Еще разнороднее были девочки. Церемонные институтки называли друг друга "медамочки". Тоже цеплялись за свои традиции, "обожали" учителей, старших воспитанниц. До дыр зачитывали книжки Лидии Чарской "Люда Влассовская", "Княжна Джаваха". Подражая героиням этих книг, то и дело хлопались в обморок... Была среди институток даже одна графиня, фамилия которой произносилась шепотом, - тонкая красавица с зелеными глазами. Даже стриженная под машинку после сыпного тифа, она была неотразима. Ее "обожали" многие... И тут же рядом с "обожающими" и "обожаемыми", "прелестями" и "душками" - юные проститутки, кокаинистки, чахоточные; спускали с острых ключиц форменные камлотовые платья, курили, дрались, ругались сиплыми голосами...
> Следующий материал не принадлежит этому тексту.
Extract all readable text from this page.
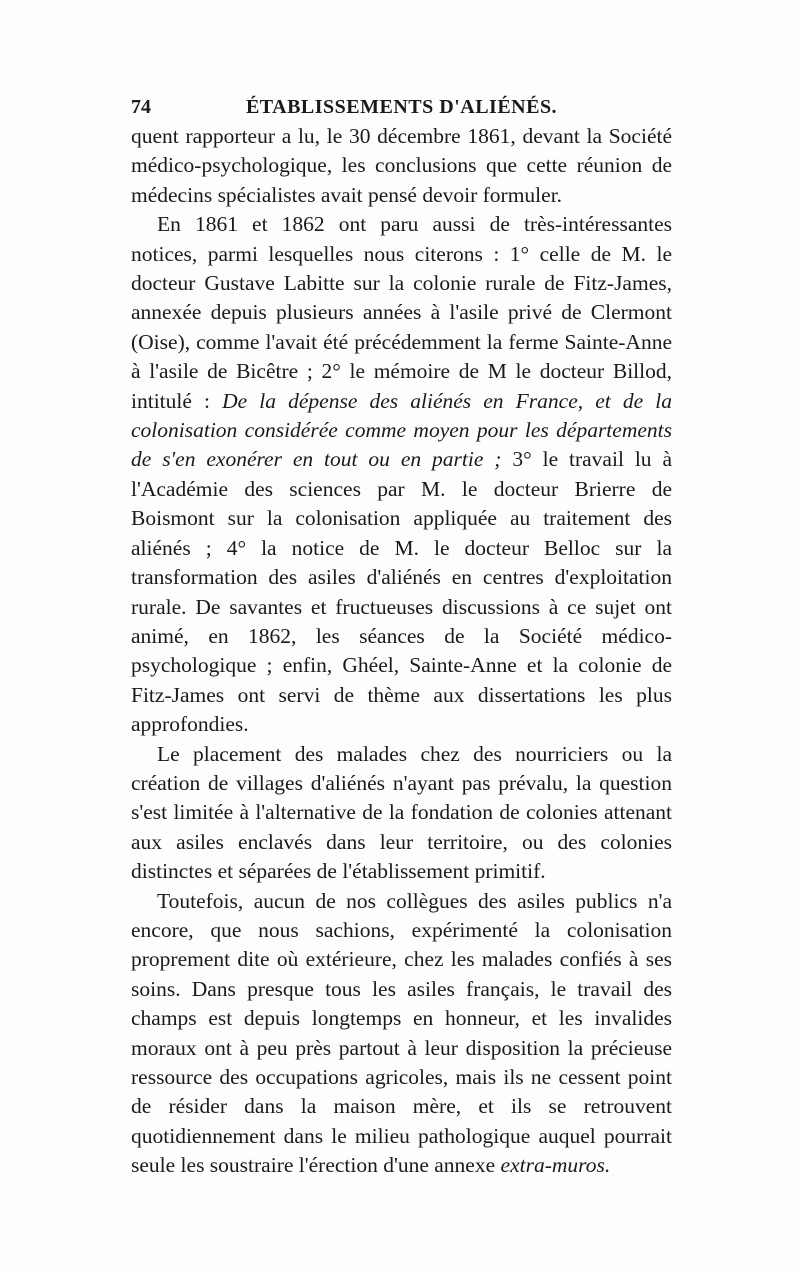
74	ÉTABLISSEMENTS D'ALIÉNÉS.

quent rapporteur a lu, le 30 décembre 1861, devant la Société médico-psychologique, les conclusions que cette réunion de médecins spécialistes avait pensé devoir formuler.

En 1861 et 1862 ont paru aussi de très-intéressantes notices, parmi lesquelles nous citerons : 1° celle de M. le docteur Gustave Labitte sur la colonie rurale de Fitz-James, annexée depuis plusieurs années à l'asile privé de Clermont (Oise), comme l'avait été précédemment la ferme Sainte-Anne à l'asile de Bicêtre ; 2° le mémoire de M le docteur Billod, intitulé : De la dépense des aliénés en France, et de la colonisation considérée comme moyen pour les départements de s'en exonérer en tout ou en partie ; 3° le travail lu à l'Académie des sciences par M. le docteur Brierre de Boismont sur la colonisation appliquée au traitement des aliénés ; 4° la notice de M. le docteur Belloc sur la transformation des asiles d'aliénés en centres d'exploitation rurale. De savantes et fructueuses discussions à ce sujet ont animé, en 1862, les séances de la Société médico-psychologique ; enfin, Ghéel, Sainte-Anne et la colonie de Fitz-James ont servi de thème aux dissertations les plus approfondies.

Le placement des malades chez des nourriciers ou la création de villages d'aliénés n'ayant pas prévalu, la question s'est limitée à l'alternative de la fondation de colonies attenant aux asiles enclavés dans leur territoire, ou des colonies distinctes et séparées de l'établissement primitif.

Toutefois, aucun de nos collègues des asiles publics n'a encore, que nous sachions, expérimenté la colonisation proprement dite où extérieure, chez les malades confiés à ses soins. Dans presque tous les asiles français, le travail des champs est depuis longtemps en honneur, et les invalides moraux ont à peu près partout à leur disposition la précieuse ressource des occupations agricoles, mais ils ne cessent point de résider dans la maison mère, et ils se retrouvent quotidiennement dans le milieu pathologique auquel pourrait seule les soustraire l'érection d'une annexe extra-muros.
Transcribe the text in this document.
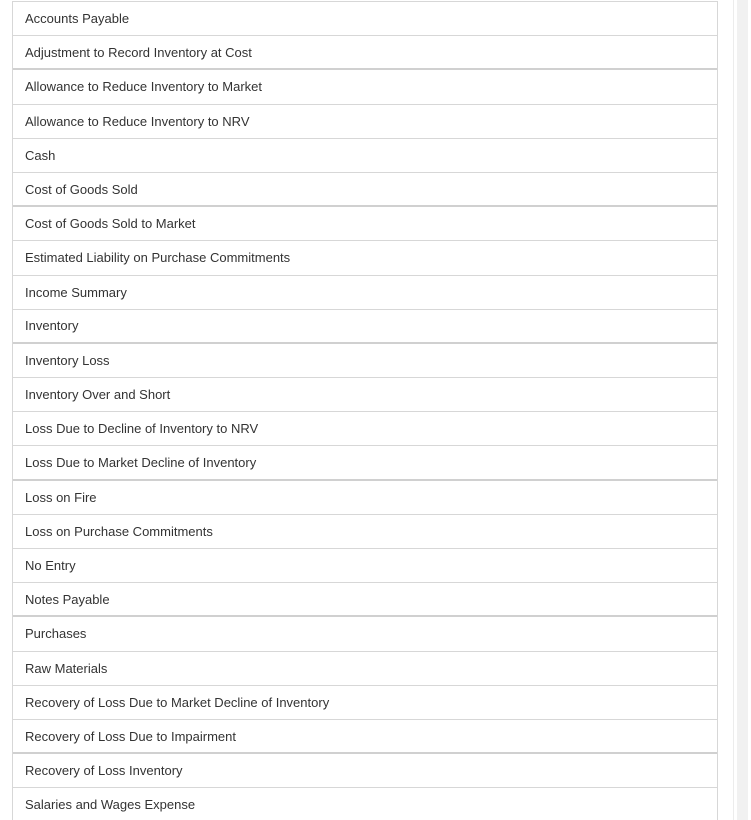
Accounts Payable
Adjustment to Record Inventory at Cost
Allowance to Reduce Inventory to Market
Allowance to Reduce Inventory to NRV
Cash
Cost of Goods Sold
Cost of Goods Sold to Market
Estimated Liability on Purchase Commitments
Income Summary
Inventory
Inventory Loss
Inventory Over and Short
Loss Due to Decline of Inventory to NRV
Loss Due to Market Decline of Inventory
Loss on Fire
Loss on Purchase Commitments
No Entry
Notes Payable
Purchases
Raw Materials
Recovery of Loss Due to Market Decline of Inventory
Recovery of Loss Due to Impairment
Recovery of Loss Inventory
Salaries and Wages Expense
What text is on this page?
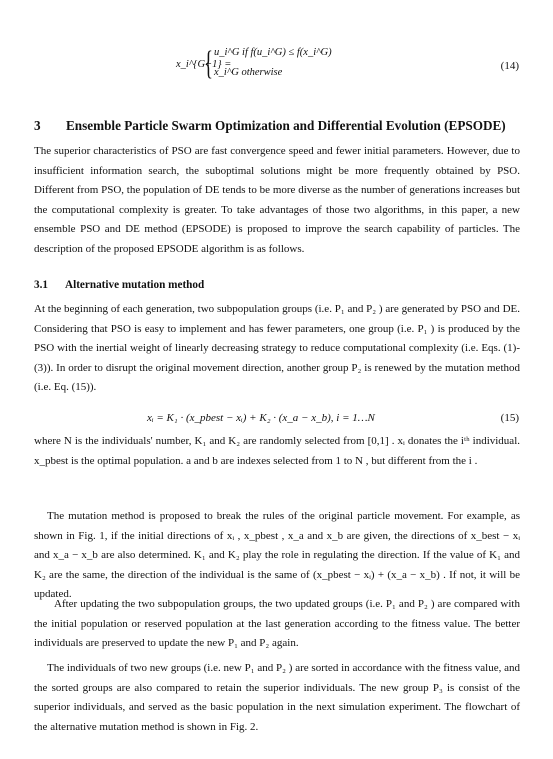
x_i^{G+1} =
{ u_i^G if f(u_i^G) ≤ f(x_i^G)
x_i^G otherwise
(14)
3 Ensemble Particle Swarm Optimization and Differential Evolution (EPSODE)
The superior characteristics of PSO are fast convergence speed and fewer initial parameters. However, due to insufficient information search, the suboptimal solutions might be more frequently obtained by PSO. Different from PSO, the population of DE tends to be more diverse as the number of generations increases but the computational complexity is greater. To take advantages of those two algorithms, in this paper, a new ensemble PSO and DE method (EPSODE) is proposed to improve the search capability of particles. The description of the proposed EPSODE algorithm is as follows.
3.1 Alternative mutation method
At the beginning of each generation, two subpopulation groups (i.e. P₁ and P₂ ) are generated by PSO and DE. Considering that PSO is easy to implement and has fewer parameters, one group (i.e. P₁ ) is produced by the PSO with the inertial weight of linearly decreasing strategy to reduce computational complexity (i.e. Eqs. (1)-(3)). In order to disrupt the original movement direction, another group P₂ is renewed by the mutation method (i.e. Eq. (15)).
xᵢ = K₁ · (x_pbest − xᵢ) + K₂ · (x_a − x_b), i = 1…N	(15)
where N is the individuals' number, K₁ and K₂ are randomly selected from [0,1] . xᵢ donates the iᵗʰ individual. x_pbest is the optimal population. a and b are indexes selected from 1 to N , but different from the i .
The mutation method is proposed to break the rules of the original particle movement. For example, as shown in Fig. 1, if the initial directions of xᵢ , x_pbest , x_a and x_b are given, the directions of x_best − xᵢ and x_a − x_b are also determined. K₁ and K₂ play the role in regulating the direction. If the value of K₁ and K₂ are the same, the direction of the individual is the same of (x_pbest − xᵢ) + (x_a − x_b) . If not, it will be updated.
After updating the two subpopulation groups, the two updated groups (i.e. P₁ and P₂ ) are compared with the initial population or reserved population at the last generation according to the fitness value. The better individuals are preserved to update the new P₁ and P₂ again.
The individuals of two new groups (i.e. new P₁ and P₂ ) are sorted in accordance with the fitness value, and the sorted groups are also compared to retain the superior individuals. The new group P₃ is consist of the superior individuals, and served as the basic population in the next simulation experiment. The flowchart of the alternative mutation method is shown in Fig. 2.
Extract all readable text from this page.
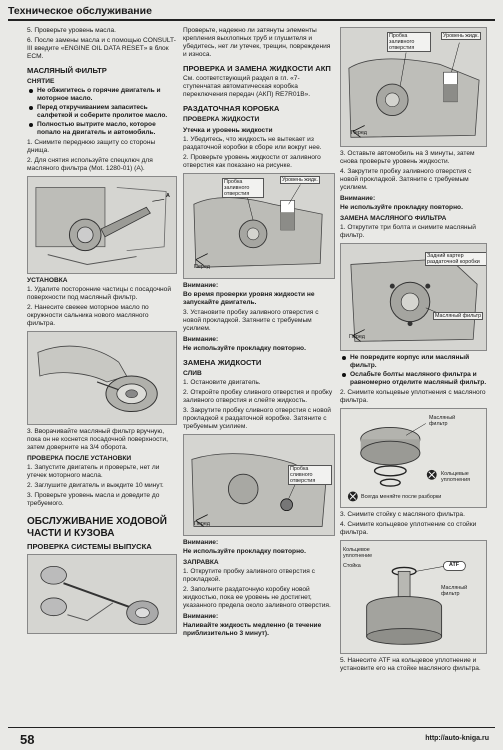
Техническое обслуживание

5. Проверьте уровень масла.

6. После замены масла и с помощью CONSULT-III введите «ENGINE OIL DATA RESET» в блок ECM.

МАСЛЯНЫЙ ФИЛЬТР
СНЯТИЕ
Не обжигитесь о горячие двигатель и моторное масло.
Перед откручиванием запаситесь салфеткой и соберите пролитое масло.
Полностью вытрите масло, которое попало на двигатель и автомобиль.

1. Снимите переднюю защиту со стороны днища.

2. Для снятия используйте спецключ для масляного фильтра (Mot. 1280-01) (A).

A
УСТАНОВКА

1. Удалите посторонние частицы с посадочной поверхности под масляный фильтр.

2. Нанесите свежее моторное масло по окружности сальника нового масляного фильтра.

3. Вворачивайте масляный фильтр вручную, пока он не коснется посадочной поверхности, затем доверните на 3/4 оборота.

ПРОВЕРКА ПОСЛЕ УСТАНОВКИ

1. Запустите двигатель и проверьте, нет ли утечек моторного масла.

2. Заглушите двигатель и выждите 10 минут.

3. Проверьте уровень масла и доведите до требуемого.

ОБСЛУЖИВАНИЕ ХОДОВОЙ ЧАСТИ И КУЗОВА
ПРОВЕРКА СИСТЕМЫ ВЫПУСКА

Проверьте, надежно ли затянуты элементы крепления выхлопных труб и глушителя и убедитесь, нет ли утечек, трещин, повреждения и износа.

ПРОВЕРКА И ЗАМЕНА ЖИДКОСТИ АКП

См. соответствующий раздел в гл. «7-ступенчатая автоматическая коробка переключения передач (АКП) RE7R01B».

РАЗДАТОЧНАЯ КОРОБКА
ПРОВЕРКА ЖИДКОСТИ
Утечка и уровень жидкости

1. Убедитесь, что жидкость не вытекает из раздаточной коробки в сборе или вокруг нее.

2. Проверьте уровень жидкости от заливного отверстия как показано на рисунке.

Пробка заливного отверстия
Уровень жидк.
Перед
Внимание:

Во время проверки уровня жидкости не запускайте двигатель.

3. Установите пробку заливного отверстия с новой прокладкой. Затяните с требуемым усилием.

Внимание:

Не используйте прокладку повторно.

ЗАМЕНА ЖИДКОСТИ
СЛИВ

1. Остановите двигатель.

2. Откройте пробку сливного отверстия и пробку заливного отверстия и слейте жидкость.

3. Закрутите пробку сливного отверстия с новой прокладкой к раздаточной коробке. Затяните с требуемым усилием.

Пробка сливного отверстия
Перед
Внимание:

Не используйте прокладку повторно.

ЗАПРАВКА

1. Открутите пробку заливного отверстия с прокладкой.

2. Заполните раздаточную коробку новой жидкостью, пока ее уровень не достигнет, указанного предела около заливного отверстия.

Внимание:

Наливайте жидкость медленно (в течение приблизительно 3 минут).

Пробка заливного отверстия
Уровень жидк.
Перед

3. Оставьте автомобиль на 3 минуты, затем снова проверьте уровень жидкости.

4. Закрутите пробку заливного отверстия с новой прокладкой. Затяните с требуемым усилием.

Внимание:

Не используйте прокладку повторно.

ЗАМЕНА МАСЛЯНОГО ФИЛЬТРА

1. Открутите три болта и снимите масляный фильтр.

Задний картер раздаточной коробки
Масляный фильтр
Перед
Не повредите корпус или масляный фильтр.
Ослабьте болты масляного фильтра и равномерно отделите масляный фильтр.

2. Снимите кольцевые уплотнения с масляного фильтра.

Масляный фильтр
Кольцевые уплотнения
Всегда меняйте после разборки

3. Снимите стойку с масляного фильтра.

4. Снимите кольцевое уплотнение со стойки фильтра.

Кольцевое уплотнение
Стойка	ATF
Масляный фильтр

5. Нанесите ATF на кольцевое уплотнение и установите его на стойке масляного фильтра.

58	http://auto-kniga.ru
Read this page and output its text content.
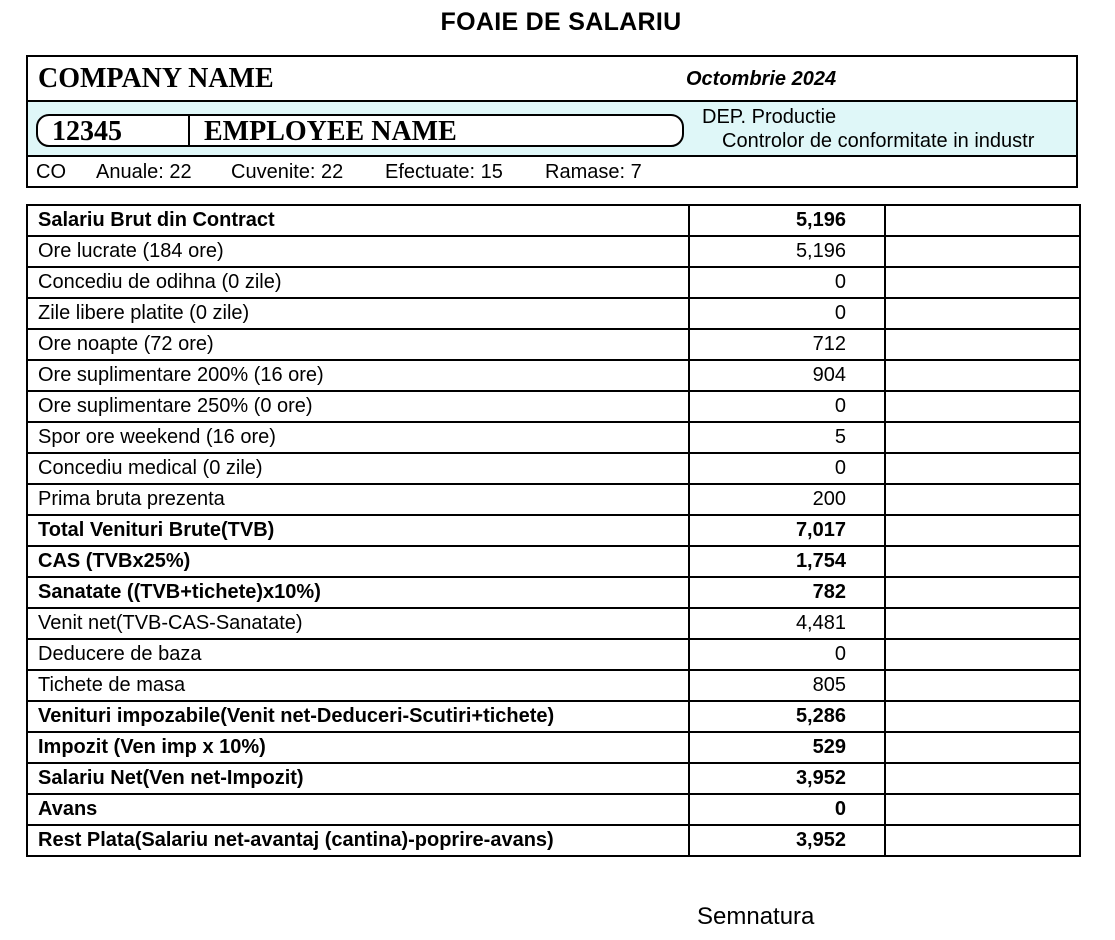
FOAIE DE SALARIU
COMPANY NAME	Octombrie 2024
12345	EMPLOYEE NAME	DEP. Productie
Controlor de conformitate in industr
CO Anuale: 22 Cuvenite: 22 Efectuate: 15 Ramase: 7
Salariu Brut din Contract	5,196	
Ore lucrate (184 ore)	5,196	
Concediu de odihna (0 zile)	0	
Zile libere platite (0 zile)	0	
Ore noapte (72 ore)	712	
Ore suplimentare 200% (16 ore)	904	
Ore suplimentare 250% (0 ore)	0	
Spor ore weekend (16 ore)	5	
Concediu medical (0 zile)	0	
Prima bruta prezenta	200	
Total Venituri Brute(TVB)	7,017	
CAS (TVBx25%)	1,754	
Sanatate ((TVB+tichete)x10%)	782	
Venit net(TVB-CAS-Sanatate)	4,481	
Deducere de baza	0	
Tichete de masa	805	
Venituri impozabile(Venit net-Deduceri-Scutiri+tichete)	5,286	
Impozit (Ven imp x 10%)	529	
Salariu Net(Ven net-Impozit)	3,952	
Avans	0	
Rest Plata(Salariu net-avantaj (cantina)-poprire-avans)	3,952	
Semnatura
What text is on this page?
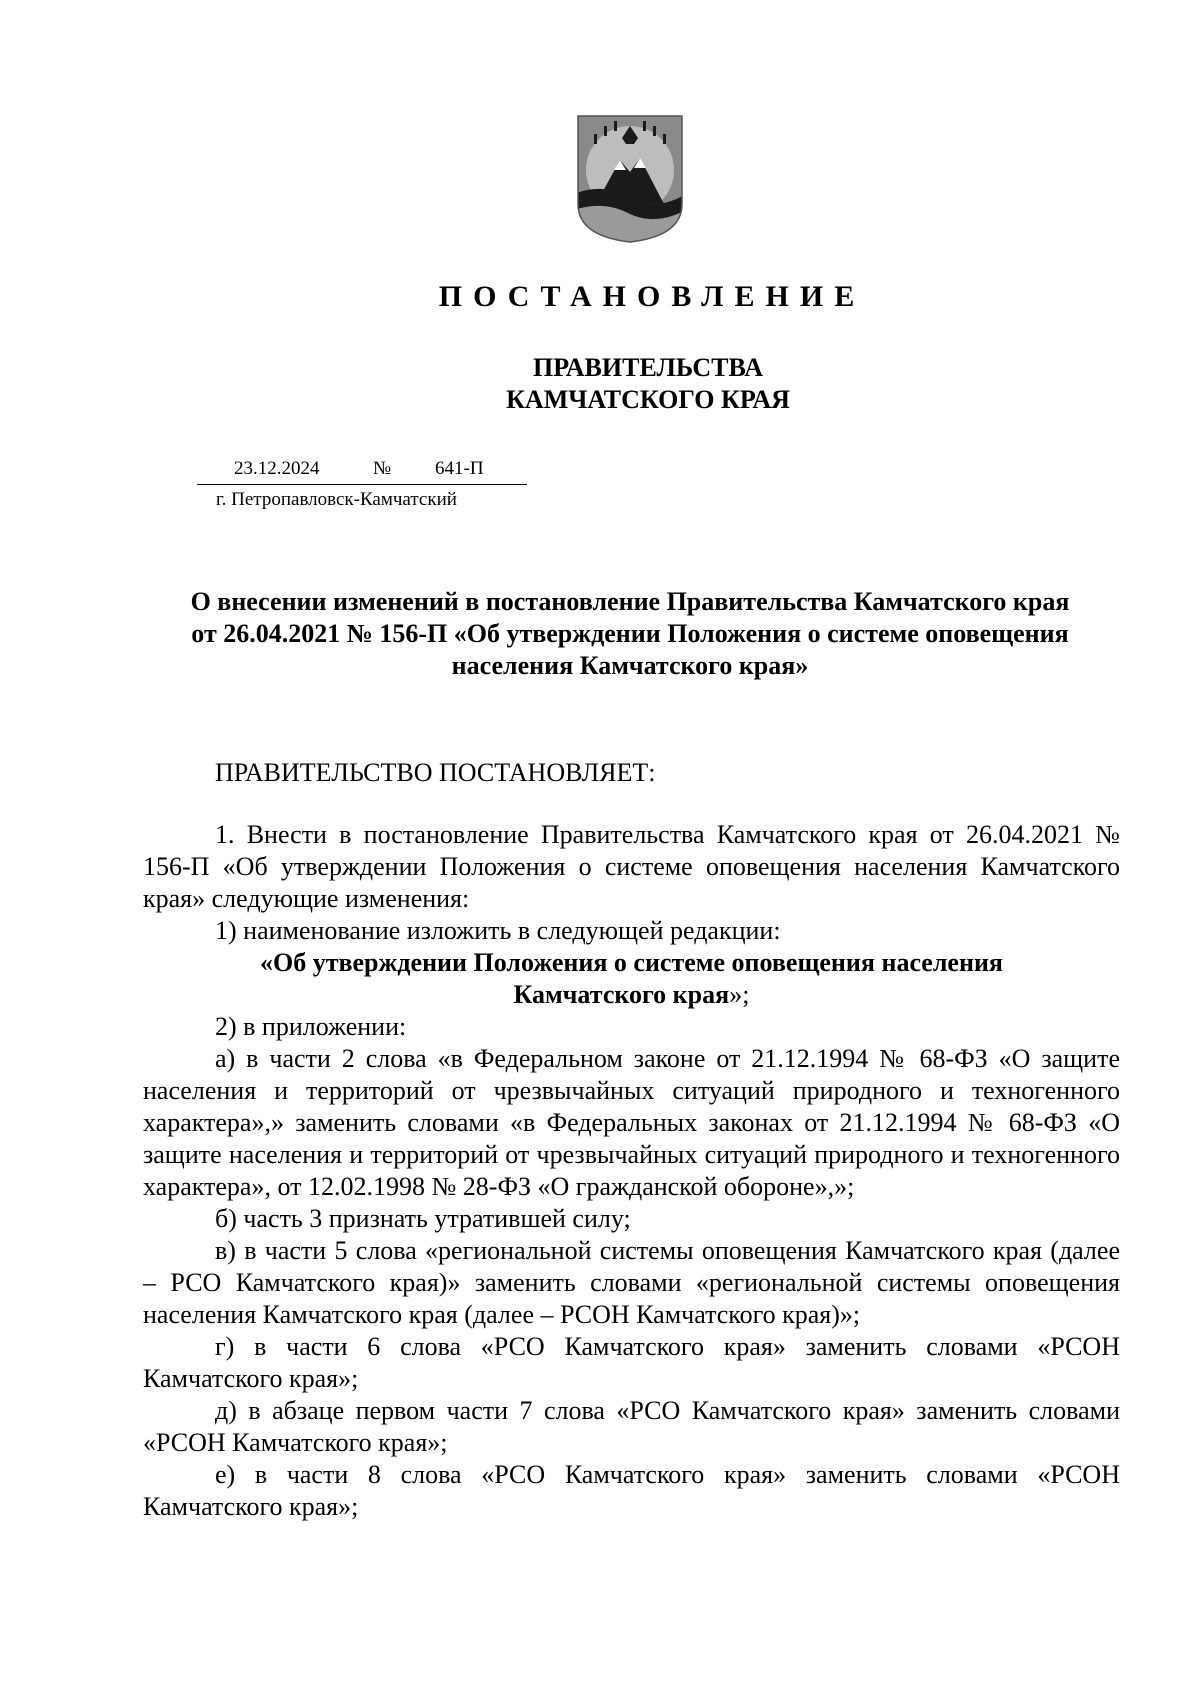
ПОСТАНОВЛЕНИЕ
ПРАВИТЕЛЬСТВА
КАМЧАТСКОГО КРАЯ
23.12.2024	№ 641-П
г. Петропавловск-Камчатский
О внесении изменений в постановление Правительства Камчатского края
от 26.04.2021 № 156-П «Об утверждении Положения о системе оповещения
населения Камчатского края»

ПРАВИТЕЛЬСТВО ПОСТАНОВЛЯЕТ:

1. Внести в постановление Правительства Камчатского края от 26.04.2021 № 156-П «Об утверждении Положения о системе оповещения населения Камчатского края» следующие изменения:

1) наименование изложить в следующей редакции:

«Об утверждении Положения о системе оповещения населения
Камчатского края»;

2) в приложении:

а) в части 2 слова «в Федеральном законе от 21.12.1994 № 68-ФЗ «О защите населения и территорий от чрезвычайных ситуаций природного и техногенного характера»,» заменить словами «в Федеральных законах от 21.12.1994 № 68-ФЗ «О защите населения и территорий от чрезвычайных ситуаций природного и техногенного характера», от 12.02.1998 № 28-ФЗ «О гражданской обороне»,»;

б) часть 3 признать утратившей силу;

в) в части 5 слова «региональной системы оповещения Камчатского края (далее – РСО Камчатского края)» заменить словами «региональной системы оповещения населения Камчатского края (далее – РСОН Камчатского края)»;

г) в части 6 слова «РСО Камчатского края» заменить словами «РСОН Камчатского края»;

д) в абзаце первом части 7 слова «РСО Камчатского края» заменить словами «РСОН Камчатского края»;

е) в части 8 слова «РСО Камчатского края» заменить словами «РСОН Камчатского края»;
Все это сборное племя копошилось в огромных, нетопленых "дортуарах" так по старинке назывались спальни, коек по пятьдесят, в каждой. Мальчишеские были ужасны: грязь, вонь, скомканные постели, табачный дым, висящий в нем мат... У девочек было еще туда-сюда: койки застланы, кое-где даже картинки на стенах - кошечки с бантами, белокурые ангелы... Раз видел, пожалел, что не девочка. У Вари какие-то были подружки, у него никого.
Среди мальчишек невозбранно царили два отъявленных бандита: Гарин и Портянкин. Кошмар его ночей. Гарин - огромный, толстый, с заплывшими глазками, не просто вор, а разбойник (вырывал из рук у младшего дневную порцию хлеба и тут же сжирал). Циник и садист. Любил поднимать маленьких за уши и "показывать им Москву"...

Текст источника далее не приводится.